DISEASES OF THE CENTRAL NERVOUS SYSTEM, NEUROMUSCULAR
DISEASES, AND PSYCHIATRIC DISORDERS
Taking the history and performing the physical examination suggested
in Chapter 25
should help
identify almost all significant neurologic or mental disease. Information gathered
from the history that would warrant further investigation includes a previous need
for postoperative ventilation in a patient without inordinate lung disease,
which would indicate the possibility of metabolic neurologic disorders such as porphyria,
alcoholic myopathy, other myopathies, neuropathies, and neuromuscular disorders such
as myasthenia gravis. Other historical information warranting further investigation
would be the use of drugs such as steroids; guanidine; anticonvulsant, anticoagulant,
and antiplatelet drugs; lithium; tricyclic antidepressant drugs; phenothiazines;
and butyrophenones.
Although preoperative treatment of most neurologic disorders has
not been reported to lessen perioperative morbidity, knowledge of the pathophysiologic
characteristics of these disorders is important in planning intraoperative and postoperative
management. Thus, preoperative knowledge about these disorders and their associated
conditions (e.g., cardiac arrhythmias with Duchenne's muscular dystrophy or respiratory
and cardiac muscle weakness in dermatomyositis) may reduce perioperative morbidity.

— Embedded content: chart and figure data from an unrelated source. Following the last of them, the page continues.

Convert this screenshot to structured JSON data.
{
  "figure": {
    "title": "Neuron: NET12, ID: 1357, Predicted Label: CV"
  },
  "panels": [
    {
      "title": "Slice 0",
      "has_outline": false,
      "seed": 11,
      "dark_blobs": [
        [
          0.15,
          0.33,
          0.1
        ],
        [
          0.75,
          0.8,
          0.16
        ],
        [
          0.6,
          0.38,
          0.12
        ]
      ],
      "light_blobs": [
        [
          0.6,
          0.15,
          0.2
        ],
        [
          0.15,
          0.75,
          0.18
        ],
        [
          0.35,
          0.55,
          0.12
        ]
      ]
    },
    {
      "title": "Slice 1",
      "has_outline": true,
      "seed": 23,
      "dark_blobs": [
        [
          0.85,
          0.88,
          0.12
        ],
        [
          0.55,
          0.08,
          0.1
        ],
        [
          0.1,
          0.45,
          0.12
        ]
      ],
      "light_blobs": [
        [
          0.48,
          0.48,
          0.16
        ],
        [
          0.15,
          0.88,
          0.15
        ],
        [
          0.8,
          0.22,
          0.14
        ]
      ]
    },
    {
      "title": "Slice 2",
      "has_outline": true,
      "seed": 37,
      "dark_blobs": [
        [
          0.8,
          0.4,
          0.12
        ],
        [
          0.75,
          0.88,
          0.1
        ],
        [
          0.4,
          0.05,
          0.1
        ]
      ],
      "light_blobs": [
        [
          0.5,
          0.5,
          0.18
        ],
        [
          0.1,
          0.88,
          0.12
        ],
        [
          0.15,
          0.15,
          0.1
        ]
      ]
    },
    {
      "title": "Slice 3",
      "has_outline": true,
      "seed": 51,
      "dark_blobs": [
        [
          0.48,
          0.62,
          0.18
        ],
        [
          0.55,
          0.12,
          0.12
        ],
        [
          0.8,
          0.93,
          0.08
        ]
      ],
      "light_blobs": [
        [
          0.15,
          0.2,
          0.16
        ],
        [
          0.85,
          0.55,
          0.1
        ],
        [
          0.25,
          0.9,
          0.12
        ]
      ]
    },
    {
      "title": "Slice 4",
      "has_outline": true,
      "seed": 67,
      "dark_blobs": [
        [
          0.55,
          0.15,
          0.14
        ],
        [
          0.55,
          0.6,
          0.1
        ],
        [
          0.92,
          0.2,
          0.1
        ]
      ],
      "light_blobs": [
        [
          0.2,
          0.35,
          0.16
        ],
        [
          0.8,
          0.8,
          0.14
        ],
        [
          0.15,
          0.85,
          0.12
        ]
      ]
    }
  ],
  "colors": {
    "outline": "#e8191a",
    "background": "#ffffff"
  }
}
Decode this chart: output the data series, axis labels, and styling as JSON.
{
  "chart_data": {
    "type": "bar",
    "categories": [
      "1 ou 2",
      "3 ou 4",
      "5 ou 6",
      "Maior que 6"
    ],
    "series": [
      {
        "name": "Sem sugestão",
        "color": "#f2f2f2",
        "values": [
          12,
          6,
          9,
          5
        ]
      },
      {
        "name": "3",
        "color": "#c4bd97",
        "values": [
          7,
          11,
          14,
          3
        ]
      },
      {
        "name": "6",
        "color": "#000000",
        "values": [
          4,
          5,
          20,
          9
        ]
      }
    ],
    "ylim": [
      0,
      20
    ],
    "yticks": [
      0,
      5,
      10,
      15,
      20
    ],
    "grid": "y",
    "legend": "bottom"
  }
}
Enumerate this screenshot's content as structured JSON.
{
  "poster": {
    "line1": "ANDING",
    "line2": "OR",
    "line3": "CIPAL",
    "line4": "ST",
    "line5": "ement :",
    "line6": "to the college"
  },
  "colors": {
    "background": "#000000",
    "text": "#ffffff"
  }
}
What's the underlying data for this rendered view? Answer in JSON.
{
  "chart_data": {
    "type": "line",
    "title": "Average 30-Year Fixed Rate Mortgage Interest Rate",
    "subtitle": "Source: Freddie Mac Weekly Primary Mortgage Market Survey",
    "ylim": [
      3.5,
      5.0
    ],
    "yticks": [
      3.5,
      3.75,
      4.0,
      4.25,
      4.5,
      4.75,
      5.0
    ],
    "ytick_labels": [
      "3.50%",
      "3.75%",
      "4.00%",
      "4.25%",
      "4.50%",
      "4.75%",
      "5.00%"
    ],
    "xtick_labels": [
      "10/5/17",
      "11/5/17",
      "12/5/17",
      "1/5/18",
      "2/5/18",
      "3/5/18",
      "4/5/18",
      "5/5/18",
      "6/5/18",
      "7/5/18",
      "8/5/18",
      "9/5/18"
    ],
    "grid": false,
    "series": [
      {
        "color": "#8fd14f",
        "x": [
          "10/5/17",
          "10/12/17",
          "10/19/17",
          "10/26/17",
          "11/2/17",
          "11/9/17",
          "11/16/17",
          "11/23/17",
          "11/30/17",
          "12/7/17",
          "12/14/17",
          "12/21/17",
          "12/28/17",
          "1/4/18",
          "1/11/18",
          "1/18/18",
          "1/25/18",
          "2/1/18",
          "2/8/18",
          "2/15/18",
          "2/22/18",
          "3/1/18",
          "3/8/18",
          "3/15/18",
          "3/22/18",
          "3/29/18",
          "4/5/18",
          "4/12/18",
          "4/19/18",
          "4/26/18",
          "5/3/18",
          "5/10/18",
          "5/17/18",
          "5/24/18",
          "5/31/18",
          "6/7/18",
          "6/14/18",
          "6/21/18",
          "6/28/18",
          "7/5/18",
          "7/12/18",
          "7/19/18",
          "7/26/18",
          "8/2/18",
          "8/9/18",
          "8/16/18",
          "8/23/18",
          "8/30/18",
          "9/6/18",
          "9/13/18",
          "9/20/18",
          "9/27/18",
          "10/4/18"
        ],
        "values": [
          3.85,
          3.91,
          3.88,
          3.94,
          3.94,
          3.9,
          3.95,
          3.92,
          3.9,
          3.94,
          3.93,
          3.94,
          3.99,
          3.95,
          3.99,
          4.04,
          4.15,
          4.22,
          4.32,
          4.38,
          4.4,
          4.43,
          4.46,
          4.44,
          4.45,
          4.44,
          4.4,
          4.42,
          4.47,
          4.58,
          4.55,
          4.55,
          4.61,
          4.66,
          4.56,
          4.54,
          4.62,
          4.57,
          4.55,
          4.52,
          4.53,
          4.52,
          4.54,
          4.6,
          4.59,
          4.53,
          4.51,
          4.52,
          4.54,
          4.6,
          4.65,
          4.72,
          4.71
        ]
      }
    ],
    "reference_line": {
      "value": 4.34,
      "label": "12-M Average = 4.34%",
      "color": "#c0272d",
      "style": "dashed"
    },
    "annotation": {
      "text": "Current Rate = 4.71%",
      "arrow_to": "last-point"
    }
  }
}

A primary goal of neurologic evaluation is to determine the site of the lesion in
the nervous system. Such localization to one of four levels (supratentorial compartment,
posterior fossa, spinal cord, peripheral nervous system) is essential for accurate
diagnosis and appropriate management. (Disorders accompanied by increased intracranial
pressure and cerebrovascular disorders are discussed in Chapter
53
.)
Coma
Little is known about specific anesthetic or perioperative or
periprocedural choices that alter outcome for a comatose patient, but as for all
other conditions, it is imperative to know the cause of the coma so that drugs can
be avoided that might worsen the condition or that might not be metabolized because
of organ dysfunction. First, the patient should be observed. Yawning, swallowing,
or licking of the lips implies a "light" coma with major brainstem function intact.
If consciousness is depressed but respiration, pupillary reactivity to light, and
eye movements are normal and no focal motor signs are present, metabolic depression
is likely. Abnormal pupillary responses may indicate hypoxia, hypothermia, local
eye disease, or drug intoxication with belladonna alkaloids, narcotics, benzodiazepines,
or glutethimide; pupillary responses may also be abnormal, however, after the use
of eye drops. Other metabolic causes of coma include uremia, hypoglycemia, hepatic
coma, alcohol ingestion, hypophosphatemia, myxedema, and hyperosmolar nonketotic
coma. Except in extreme emergencies, such as uncontrolled bleeding or a perforated
viscus, care should be taken to render the patient as metabolically normal as possible
before surgery. This practice and documenting the findings on the chart preoperatively
lessen any confusion regarding the cause of intraoperative and postoperative problems.
However, too rapid correction of uremia or hyperosmolar nonketotic coma can lead
to cerebral edema, a shift of water into the brain as a result of a reverse osmotic
effect caused by the dysequilibrium of urea concentration.
The physical examination can be extremely helpful preoperatively
in assessing the prognosis.[622]
[623]
[624]
[625]
[626]
Arms flexed at the elbow (i.e., decorticate posture) imply bilateral hemisphere
dysfunction but an intact brainstem, whereas extension of the legs and arms (bilateral
decerebrate posture) implies bilateral damage to structures at the upper brainstem
or deep hemisphere level. Seizures are often seen in patients with uremia and other
metabolic encephalopathies. Hyperreflexia and upward-pointing toes suggest a structural
CNS lesion or uremia, hypoglycemia, or hepatic coma; hyporeflexia and downward-pointing
toes with no hemiplegia generally indicate no structural CNS lesion.